Jiran merasa terpukul bertubi-tubi, dan cukup menyakitkan ketika melihat setiap komentar yang muncul pada kanal-kanal media sosial miliknya, hanyalah ujaran kebencian yang saling dukung.
Beramai-ramai, Jiran diserang oleh warganet dari berbagai sisi. Kalau melihat Tugas Akhir, dapat terlihat di bab terakhir terdapat kesimpulan dari tulisan ilmiah itu. Anggaplah demikian, beginilah kira-kira kesimpulan dari komentar-komentar warganet kepada Jiran yang dapat dirangkum padu: “Dengerin, Mbak! Orang tuanya ngedidik gak?! Kok akhlaknya kayak kabur gitu, seenaknya ngatain perempuan ‘gendut’, mentang-mentang situ cantik, gitu?! Kalau gue ketemu elo di jalan, gue cakar juga muka elo itu, ngerti?! Dasar sundal!!
Seharian itu, Jiran menjadi amat kelabu. Di sore hari pada pelataran kampus yang pekat, Jiran mengelilingi trotoar kampus dengan berjalan kaki, dan membenamkan benaknya terhadap apa yang menimpa dirinya itu. Setidaknya, hanya dengan memanggil Sekar ‘gendut’, ada empat hasil yang didapat olehnya: 1) orang tuanya dipertanyakan kemampuan mengurus anak; 2) kepribadiannya direndahkan; 3) menerima ancaman akan disakiti; dan terakhir 4) dirundung dengan panggilan tak seyogianya.
*
“Itulah mengapa, di setiap kontes kecantikan, pastilah ada poin penilaian dari wawasan masing-masing kontestan,” ucap Sekar beserta pelataran gedung yang makin oranye.

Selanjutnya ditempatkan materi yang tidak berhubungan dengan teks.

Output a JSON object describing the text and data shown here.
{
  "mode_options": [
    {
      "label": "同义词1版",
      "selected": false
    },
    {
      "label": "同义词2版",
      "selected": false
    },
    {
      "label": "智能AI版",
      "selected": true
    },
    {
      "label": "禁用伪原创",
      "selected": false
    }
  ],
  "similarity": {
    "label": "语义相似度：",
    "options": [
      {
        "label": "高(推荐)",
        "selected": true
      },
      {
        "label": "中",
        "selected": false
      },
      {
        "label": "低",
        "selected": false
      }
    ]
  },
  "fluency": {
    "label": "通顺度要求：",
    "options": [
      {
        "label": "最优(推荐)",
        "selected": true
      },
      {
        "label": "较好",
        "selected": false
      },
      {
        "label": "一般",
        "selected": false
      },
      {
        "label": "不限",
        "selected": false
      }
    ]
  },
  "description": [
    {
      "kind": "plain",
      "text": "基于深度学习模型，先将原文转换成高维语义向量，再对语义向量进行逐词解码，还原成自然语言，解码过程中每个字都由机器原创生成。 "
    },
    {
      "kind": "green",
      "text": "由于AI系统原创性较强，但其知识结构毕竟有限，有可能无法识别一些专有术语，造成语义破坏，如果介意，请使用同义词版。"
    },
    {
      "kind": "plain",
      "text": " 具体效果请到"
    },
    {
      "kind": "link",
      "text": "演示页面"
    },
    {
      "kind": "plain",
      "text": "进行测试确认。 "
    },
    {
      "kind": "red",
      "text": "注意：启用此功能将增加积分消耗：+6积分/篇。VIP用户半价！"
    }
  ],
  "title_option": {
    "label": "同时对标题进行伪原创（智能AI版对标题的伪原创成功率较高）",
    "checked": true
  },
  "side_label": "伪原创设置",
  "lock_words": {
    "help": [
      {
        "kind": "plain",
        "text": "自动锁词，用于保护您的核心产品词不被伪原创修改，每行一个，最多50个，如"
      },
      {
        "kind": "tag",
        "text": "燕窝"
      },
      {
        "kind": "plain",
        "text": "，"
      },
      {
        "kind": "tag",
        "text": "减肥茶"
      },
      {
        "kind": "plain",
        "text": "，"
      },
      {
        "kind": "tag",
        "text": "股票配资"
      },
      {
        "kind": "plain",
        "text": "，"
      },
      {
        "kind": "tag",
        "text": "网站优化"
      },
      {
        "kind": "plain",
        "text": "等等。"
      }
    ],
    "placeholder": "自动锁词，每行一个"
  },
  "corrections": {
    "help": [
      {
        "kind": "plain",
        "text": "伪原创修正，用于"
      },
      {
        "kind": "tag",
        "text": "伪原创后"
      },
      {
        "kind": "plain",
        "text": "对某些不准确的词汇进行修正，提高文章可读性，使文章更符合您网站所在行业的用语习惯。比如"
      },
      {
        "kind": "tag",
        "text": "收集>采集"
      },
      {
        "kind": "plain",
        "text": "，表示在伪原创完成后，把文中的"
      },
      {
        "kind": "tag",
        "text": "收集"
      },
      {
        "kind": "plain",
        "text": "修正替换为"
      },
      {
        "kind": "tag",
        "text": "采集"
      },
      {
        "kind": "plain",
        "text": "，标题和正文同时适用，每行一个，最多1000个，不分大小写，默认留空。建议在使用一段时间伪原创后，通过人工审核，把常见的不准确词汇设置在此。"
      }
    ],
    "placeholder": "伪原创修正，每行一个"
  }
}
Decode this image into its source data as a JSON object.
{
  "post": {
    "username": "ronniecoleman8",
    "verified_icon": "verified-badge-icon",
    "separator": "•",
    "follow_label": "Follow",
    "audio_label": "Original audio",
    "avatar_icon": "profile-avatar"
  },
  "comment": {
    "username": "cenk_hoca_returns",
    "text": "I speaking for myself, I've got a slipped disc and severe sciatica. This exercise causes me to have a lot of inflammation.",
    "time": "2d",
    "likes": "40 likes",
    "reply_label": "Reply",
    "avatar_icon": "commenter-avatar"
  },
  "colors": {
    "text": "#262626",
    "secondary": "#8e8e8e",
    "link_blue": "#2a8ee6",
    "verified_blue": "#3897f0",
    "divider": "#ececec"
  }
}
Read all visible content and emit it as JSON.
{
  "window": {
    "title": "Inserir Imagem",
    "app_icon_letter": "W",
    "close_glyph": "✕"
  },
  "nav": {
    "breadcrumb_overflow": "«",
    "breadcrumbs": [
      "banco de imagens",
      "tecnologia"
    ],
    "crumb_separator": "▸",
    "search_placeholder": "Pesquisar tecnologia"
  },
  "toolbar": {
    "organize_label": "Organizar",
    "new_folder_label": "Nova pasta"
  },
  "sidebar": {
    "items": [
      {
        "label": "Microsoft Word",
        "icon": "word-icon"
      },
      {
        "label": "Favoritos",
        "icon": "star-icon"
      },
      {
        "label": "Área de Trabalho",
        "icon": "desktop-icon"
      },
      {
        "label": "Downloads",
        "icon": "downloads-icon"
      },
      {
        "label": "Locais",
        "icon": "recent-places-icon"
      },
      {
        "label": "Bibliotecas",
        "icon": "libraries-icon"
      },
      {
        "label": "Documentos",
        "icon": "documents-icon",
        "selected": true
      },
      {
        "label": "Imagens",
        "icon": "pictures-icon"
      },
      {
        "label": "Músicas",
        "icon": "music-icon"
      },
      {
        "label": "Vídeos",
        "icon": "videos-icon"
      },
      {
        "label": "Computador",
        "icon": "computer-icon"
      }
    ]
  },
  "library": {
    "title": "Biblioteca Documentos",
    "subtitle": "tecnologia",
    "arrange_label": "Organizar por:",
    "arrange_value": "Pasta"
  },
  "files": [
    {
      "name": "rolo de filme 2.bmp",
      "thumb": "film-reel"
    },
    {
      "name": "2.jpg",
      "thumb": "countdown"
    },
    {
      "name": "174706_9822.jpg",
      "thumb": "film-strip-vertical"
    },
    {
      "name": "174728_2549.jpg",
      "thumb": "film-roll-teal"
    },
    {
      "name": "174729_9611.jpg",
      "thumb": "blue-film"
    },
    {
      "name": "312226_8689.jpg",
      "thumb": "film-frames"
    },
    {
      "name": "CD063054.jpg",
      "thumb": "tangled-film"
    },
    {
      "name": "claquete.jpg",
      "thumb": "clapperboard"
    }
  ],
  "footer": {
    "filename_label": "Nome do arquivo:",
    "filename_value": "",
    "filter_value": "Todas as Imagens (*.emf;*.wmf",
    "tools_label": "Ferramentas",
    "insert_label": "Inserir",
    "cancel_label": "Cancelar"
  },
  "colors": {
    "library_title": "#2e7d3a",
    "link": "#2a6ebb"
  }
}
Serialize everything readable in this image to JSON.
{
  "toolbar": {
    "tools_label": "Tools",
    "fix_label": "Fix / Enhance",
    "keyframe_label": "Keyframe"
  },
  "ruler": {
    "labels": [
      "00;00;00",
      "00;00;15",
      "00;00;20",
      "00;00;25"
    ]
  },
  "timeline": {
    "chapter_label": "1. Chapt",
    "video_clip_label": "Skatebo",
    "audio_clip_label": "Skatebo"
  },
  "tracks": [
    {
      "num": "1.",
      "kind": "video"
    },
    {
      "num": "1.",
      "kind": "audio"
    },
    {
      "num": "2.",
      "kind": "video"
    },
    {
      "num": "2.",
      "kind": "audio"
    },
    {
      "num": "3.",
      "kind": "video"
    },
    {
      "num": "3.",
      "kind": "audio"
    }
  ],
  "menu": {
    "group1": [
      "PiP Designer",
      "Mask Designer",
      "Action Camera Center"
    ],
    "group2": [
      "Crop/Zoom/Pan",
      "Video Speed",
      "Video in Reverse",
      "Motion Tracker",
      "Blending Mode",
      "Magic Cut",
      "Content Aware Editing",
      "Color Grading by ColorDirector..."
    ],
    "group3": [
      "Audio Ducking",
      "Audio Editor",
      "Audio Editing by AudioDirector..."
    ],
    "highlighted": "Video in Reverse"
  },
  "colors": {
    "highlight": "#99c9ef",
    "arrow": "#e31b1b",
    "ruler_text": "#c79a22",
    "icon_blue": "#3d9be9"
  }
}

Itu bukan lembayung, tetapi cukup cantik untuk ukuran langit Depok. Jiran melanjutkan obrolan itu, yang sebelumnya masih merasa terusik dengan setiap pesan cemooh yang masuk di media sosialnya.
“Kecantikan perempuan, mana mungkin dapat dipilih salah satu menjadi yang terbaik? Oleh karena itu, dewan juri pasti mencari-cari indikator lain supaya upaya mencari pemenang menjadi tidak terlampau mustahil,” ucap Sekar lagi.
“Tetapi, tetap saja itu namanya kontes perempuan unggul, bukan hanya kecantikan,” ucap Jiran menanggapi sahabatnya.
“Sebenarnya, mudah saja untuk mengukur apakah perempuan sudah berdamai dengan dirinya, ataukah belum. Silakan saja mengamati media sosial perempuan-perempuan yang parasnya cantik, atau menonton kontes kecantikan sampai khatam.”
Kalau ada satu hal yang dapat disetujui bersama oleh kedua sahabat itu, adalah mengenai kontes kecantikan yang semakin mempromosikan standar kecantikan yang diimpi-impikan oleh segenap perempuan. Seyogianya, standar kecantikan itu fana. Namun, kedua perempuan itu barangkali akan didebat habis-habisan terhadap opininya.
“Dan media sosial, semakin membuat perempuan menjadi insecure terhadap tubuhnya,” ungkap Sekar.
“Haloo… Jiran?!” ucap Sekar lagi, mencoba memastikan sahabatnya.
“Apa?”
“Insecure?!”
“Oh, ya… aku belum menemukan padanan kata yang paling tepat.’ “Baiklah, statusmu sekarang turun kelas, menjadi anak tiri KBBI.” “Ha-ha, baiklah, lanjutkan omonganmu.”
“Dunia yang dewasa ini dihilangkan batas-batasnya oleh internet, membikin orang-orang jelek dan orang-orang cantik berada pada satu wadah. Dan, mempertemukan keadaan kontras inilah yang memicu konflik digital,” ucap Sekar berpanjang lebar.
“Oleh karena itu, kamu memilih menjadi seorang moderat di setiap spektrum isu, benar begitu?”
“Iya, karena kalau poros ekstrim, akan memicu keributan.”
“Ekstrem!”
“Luar biasaaa!!”
“Bukankah tidak ada perempuan yang jelek, semua perempuan itu cantik?” ucap Sekar mencoba menggoda sahabatnya itu.
“Ha-ha! Sebagai anak kandung KBBI, apa artinya ‘jelek’ itu?”
“Aku kembali naik kelas?”
“Iya!”
“Jelek artinya: ‘tidak enak dipandang mata’,” balas Jiran.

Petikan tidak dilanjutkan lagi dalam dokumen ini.